Here's a small example. We'll set $k=8$ so that we can hash messages of up to $2^8-1=255$ bits. We note that the eight smallest primes are $p_1=2, p_2=3$, $p_3=5,\ldots p_8=19$. We'll also pick a "hard to factor" number $n=314159265358979323$ (note that it is not actually necessary to know the factors of $n$).
To hash the 60-bit number $x$ 100110000111101011110010110011111110010111101110000110010100 we divide it into blocks of eight bits: 10011000 01111010 11110010 11001111 11100101 11101110 00011001 0100; pad the last block with zeros: 10011000 01111010 11110010 11001111 11100101 11101110 00011001 01000000 and add a final block representing the length: 10011000 01111010 11110010 11001111 11100101 11101110 00011001 01000000 00111100.
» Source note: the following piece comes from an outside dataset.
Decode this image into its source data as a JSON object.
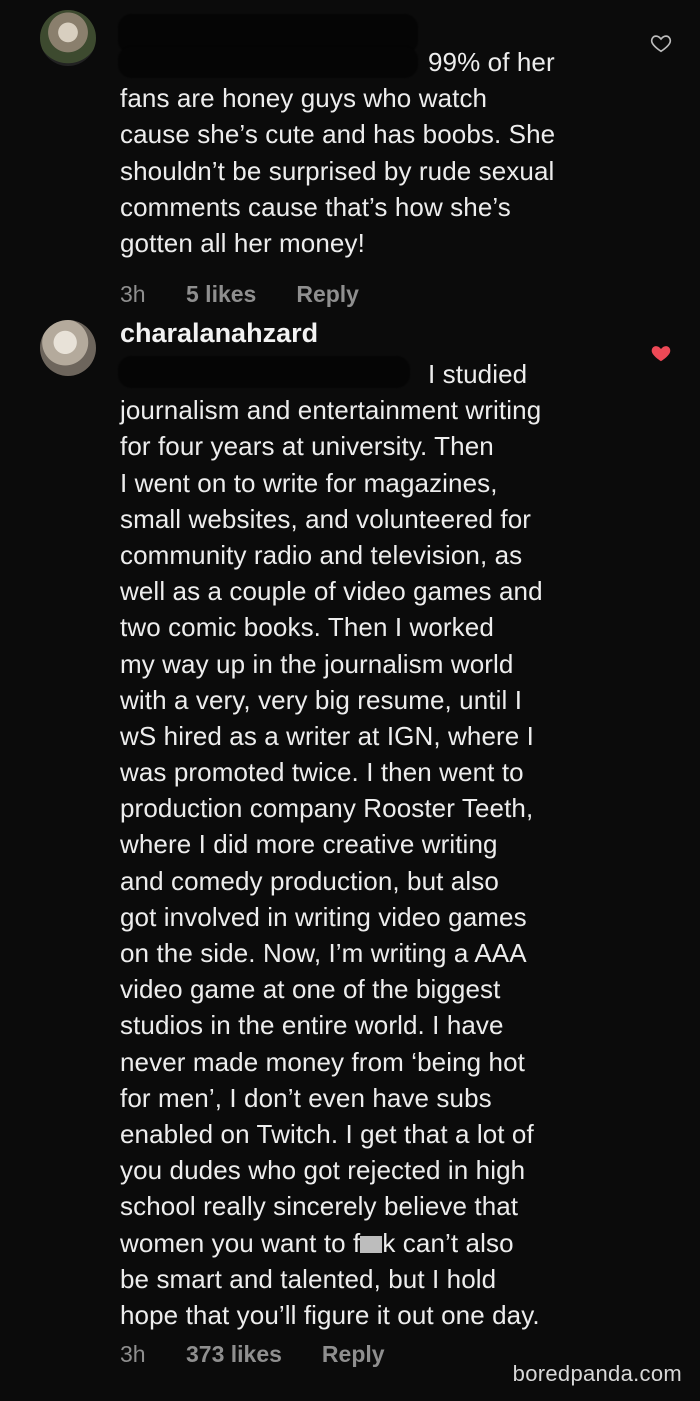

The VSH of $x$ is $p_1^{e_1}\cdots p_8^{e_8}\mod n$ where the $e_i$ is constructed by taking the $i$th least significant bit of each block and concatenating. Thus $e_1$ is the leftmost bits of each block $000110100=52$, similarly for $e_2$ we have $011101000=232$, $e_3=57$,
$e_4=429$, $e_5=453$, $e_6=217$, $e_7=250$ and $e_8=376$ and so
$$VSH(x)=2^{52}3^{232}5^{57}7^{429}11^{453}13^{217}17^{250}19^{376}\mod n$$
$$= 200591979525226314$$
Computation of the hash can be made ore efficient and pipelined by what is effectively a use of Shamir's trick. To do this we start with an initial value 1 mod $n$, then use each block to determine a subset of small primes to multiply our value but, followed by a square of our value. Thus we start $x_0=1$, our first block is 10011000 which selects the primes $p_8, p_5, p_4=19,11,7$ and compute
$$x_1=x_0^2\times(7\times 11\times 19)\mod n=1463$$
the next block is 01111010 which selects the primes 3,7,11,13,17 so that
$$x_2=x_1^2\times(3\times7\times11\times13\times 17)\mod n=109267977819$$
followed by
$$x_3=x_2^2\times(3\times11\times13\times17\times19)\mod n=25314401756605599$$
and
$$x_4=251897391984383465$$
$$x_5=259626239061055217$$
$$x_6=190834175947594433$$
$$x_7=249101195160685902$$
$$x_8=78295427833839690$$
$$x_9=200591979525226314$$
and so on, eventually getting the same answer as above for $x_9$.